Futebolistas da La Liga arriscam processo por greve de 15 segundos

Javier Tebas, presidente da liga espanhola, diz que deseja saber se os jogadores que pararam de jogar violaram regras laborais ou se foi liberdade de expressão

A direção da La Liga decidiu levar a tribunal a disputa com os futebolistas relativamente a uma alegada greve ilegal durante a nona jornada do campeonato. Na altura, os futebolistas pararam de jogar nos primeiros 15 segundos dos encontros em protesto contra o plano de realizar partidas do campeonato fora de Espanha. Especificamente, neste caso, a contestação surgiu devido à ideia de Villarreal e Barcelona se defrontarem em Miami nos dias que antecediam o Natal. No final, após os protestos, essa ideia foi abandonada.

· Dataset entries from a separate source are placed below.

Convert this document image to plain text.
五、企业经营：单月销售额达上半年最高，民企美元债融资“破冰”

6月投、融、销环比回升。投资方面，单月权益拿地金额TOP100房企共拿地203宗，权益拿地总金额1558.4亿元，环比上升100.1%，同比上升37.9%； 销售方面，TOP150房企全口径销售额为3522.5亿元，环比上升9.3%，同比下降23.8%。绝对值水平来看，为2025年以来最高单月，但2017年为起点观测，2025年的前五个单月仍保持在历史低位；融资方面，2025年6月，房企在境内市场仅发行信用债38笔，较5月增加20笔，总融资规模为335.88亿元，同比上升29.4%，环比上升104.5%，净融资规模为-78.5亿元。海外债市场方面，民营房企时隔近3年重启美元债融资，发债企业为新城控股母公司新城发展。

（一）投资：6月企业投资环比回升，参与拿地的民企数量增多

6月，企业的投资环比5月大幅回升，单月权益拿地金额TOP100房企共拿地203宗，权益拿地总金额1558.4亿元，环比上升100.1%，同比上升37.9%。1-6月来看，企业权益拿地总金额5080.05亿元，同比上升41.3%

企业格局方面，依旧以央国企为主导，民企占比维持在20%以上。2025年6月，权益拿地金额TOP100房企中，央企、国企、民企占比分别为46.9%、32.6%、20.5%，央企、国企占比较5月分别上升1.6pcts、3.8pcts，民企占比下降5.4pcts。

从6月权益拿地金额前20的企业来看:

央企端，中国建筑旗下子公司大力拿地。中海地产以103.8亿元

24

«Quero saber se parar um jogo por 15 segundos é uma violação das regras laborais, porque isso preocupa-me. Estamos expostos ao risco de os nossos encontros serem interrompidos por 15 segundos devido a uma suposta liberdade de expressão. Para tais direitos, é necessário um pedido com cinco dias de antecedência», comentou há alguns dias o presidente da La Liga, Javier Tebas, durante um evento da Europa Press.

Assim, os magistrados terão agora de decidir se os futebolistas da elite violaram a lei.

«O Sindicato dos Futebolistas deveria estender-nos um tapete vermelho cada vez que nos vê, porque 70 por cento das receitas dos direitos audiovisuais vão para os seus salários. Somos nós que mais fazemos para que eles ganhem mais», acrescentou Tebas na mesma entrevista.

Segundo o sindicato dos futebolistas, a interrupção foi «o exercício da liberdade de expressão e um protesto simbólico», que não prejudicou nem o jogo nem a competição.